DataSHIELD is an infrastructure and series of R packages that enables the remote and non-disclosive analysis of sensitive research data. DataSHIELD has been used with real world and consented research data for over 10 years.

DataSHIELD features

Privacy by design

DataSHIELD follows privacy by design principles built into the computing infrastructure, analytic functionality, automated output checking and is designed to operate with best practice data governance for the use of senstive health data.

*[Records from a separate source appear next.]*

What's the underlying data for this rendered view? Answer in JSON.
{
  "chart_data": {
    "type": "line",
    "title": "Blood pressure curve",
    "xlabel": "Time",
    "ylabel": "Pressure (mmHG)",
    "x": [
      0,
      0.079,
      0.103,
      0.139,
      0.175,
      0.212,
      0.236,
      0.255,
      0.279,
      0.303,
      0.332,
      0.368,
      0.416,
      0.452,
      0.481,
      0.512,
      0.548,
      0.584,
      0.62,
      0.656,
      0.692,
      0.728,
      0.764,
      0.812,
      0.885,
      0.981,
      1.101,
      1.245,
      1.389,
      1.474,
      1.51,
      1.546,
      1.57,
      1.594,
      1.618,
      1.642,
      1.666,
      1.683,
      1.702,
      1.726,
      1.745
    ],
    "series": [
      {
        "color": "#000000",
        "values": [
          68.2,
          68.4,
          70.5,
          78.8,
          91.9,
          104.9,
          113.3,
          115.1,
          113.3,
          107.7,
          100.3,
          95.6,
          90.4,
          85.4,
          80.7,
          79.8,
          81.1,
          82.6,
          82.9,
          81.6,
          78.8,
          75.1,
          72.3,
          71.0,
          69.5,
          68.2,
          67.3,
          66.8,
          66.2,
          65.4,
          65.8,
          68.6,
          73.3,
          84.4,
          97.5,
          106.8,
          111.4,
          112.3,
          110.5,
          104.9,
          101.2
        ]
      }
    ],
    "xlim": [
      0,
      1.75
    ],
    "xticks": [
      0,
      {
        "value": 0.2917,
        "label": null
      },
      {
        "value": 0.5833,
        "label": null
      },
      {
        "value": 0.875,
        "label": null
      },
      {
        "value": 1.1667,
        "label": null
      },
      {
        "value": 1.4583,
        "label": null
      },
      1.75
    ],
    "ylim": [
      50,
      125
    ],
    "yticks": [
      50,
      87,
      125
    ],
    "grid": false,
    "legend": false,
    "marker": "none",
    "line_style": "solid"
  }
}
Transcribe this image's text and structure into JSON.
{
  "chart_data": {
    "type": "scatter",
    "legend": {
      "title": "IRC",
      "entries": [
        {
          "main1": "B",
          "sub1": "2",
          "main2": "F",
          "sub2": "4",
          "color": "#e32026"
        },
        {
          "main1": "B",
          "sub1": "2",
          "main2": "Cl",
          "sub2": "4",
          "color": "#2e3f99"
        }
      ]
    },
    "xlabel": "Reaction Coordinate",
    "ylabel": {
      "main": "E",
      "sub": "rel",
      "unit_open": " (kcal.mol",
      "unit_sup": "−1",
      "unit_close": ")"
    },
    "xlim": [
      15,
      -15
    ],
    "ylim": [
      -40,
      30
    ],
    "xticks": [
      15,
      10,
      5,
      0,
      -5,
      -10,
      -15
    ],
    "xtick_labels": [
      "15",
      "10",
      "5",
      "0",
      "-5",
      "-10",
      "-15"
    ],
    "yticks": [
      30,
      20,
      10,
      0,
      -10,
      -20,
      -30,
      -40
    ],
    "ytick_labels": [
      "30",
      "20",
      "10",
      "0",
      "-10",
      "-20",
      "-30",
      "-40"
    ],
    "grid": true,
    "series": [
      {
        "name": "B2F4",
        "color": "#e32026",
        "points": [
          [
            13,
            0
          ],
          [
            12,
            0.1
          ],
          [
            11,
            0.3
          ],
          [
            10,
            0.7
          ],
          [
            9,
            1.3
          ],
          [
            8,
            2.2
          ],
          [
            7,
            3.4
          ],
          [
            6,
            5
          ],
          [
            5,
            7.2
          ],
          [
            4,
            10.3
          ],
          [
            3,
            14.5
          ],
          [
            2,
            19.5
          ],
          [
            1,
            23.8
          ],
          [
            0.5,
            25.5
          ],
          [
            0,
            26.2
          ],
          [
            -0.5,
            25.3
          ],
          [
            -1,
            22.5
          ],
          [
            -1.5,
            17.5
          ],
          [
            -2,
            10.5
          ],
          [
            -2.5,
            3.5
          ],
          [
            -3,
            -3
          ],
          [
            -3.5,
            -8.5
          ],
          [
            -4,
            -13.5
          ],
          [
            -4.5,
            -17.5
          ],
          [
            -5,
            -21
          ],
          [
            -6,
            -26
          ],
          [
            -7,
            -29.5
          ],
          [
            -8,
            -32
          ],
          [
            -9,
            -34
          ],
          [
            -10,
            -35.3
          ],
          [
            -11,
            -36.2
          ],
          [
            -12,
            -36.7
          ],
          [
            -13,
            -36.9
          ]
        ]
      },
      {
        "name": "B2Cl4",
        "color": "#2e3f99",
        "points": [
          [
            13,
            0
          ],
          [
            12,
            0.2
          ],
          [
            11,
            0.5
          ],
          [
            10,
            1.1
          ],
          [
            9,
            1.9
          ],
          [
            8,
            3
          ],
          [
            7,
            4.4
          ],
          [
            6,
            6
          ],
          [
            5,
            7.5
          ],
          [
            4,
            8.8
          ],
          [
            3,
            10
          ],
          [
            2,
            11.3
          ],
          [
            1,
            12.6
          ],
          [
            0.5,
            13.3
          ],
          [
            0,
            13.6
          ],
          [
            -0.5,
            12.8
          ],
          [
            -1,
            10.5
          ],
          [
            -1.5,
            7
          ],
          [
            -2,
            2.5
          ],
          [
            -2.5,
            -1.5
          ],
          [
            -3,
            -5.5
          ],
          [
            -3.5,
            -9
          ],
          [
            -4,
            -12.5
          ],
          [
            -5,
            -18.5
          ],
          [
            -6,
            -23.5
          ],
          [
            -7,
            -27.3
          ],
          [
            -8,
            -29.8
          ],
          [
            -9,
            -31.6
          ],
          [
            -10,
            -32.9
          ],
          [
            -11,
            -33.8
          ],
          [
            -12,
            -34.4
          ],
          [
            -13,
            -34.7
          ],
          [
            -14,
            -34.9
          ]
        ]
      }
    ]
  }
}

Privacy preserving analysis

Analysts do not directly connect to DataSHIELD data sites, secure connection is only available through a DataSHIELD client by authorised analysts. Analysts do not view individual patient data, and it is not shared or moved from the data site.

Federated analysis

DataSHIELD analysis can be aggregated from individual patient data at each location or a global analysis can be conducted simultaneously at all sites without shareing or moving individual patient data.

Automated output checking

DataSHIELD analytic functions have been designed to only share non disclosive summary statistics, with built in automated output checking based on statistical disclosure control. Only data sites can set the threshold values for the automated output checks.

Software validation

DataSHIELD base package dsBase runs over 12,000 tests every software release. These tests run against synthetic datasets included in the package checking for correct operation, outputs and that disclosure control is not breached.

Open source

DataSHIELD comprises a collection of open source infrastructure developed by OBiBa and Molgenis and R packages for analytic functionality maintained by the DataSHIELD community comprising contritbutors from academia, healthcare, industry and SMEs.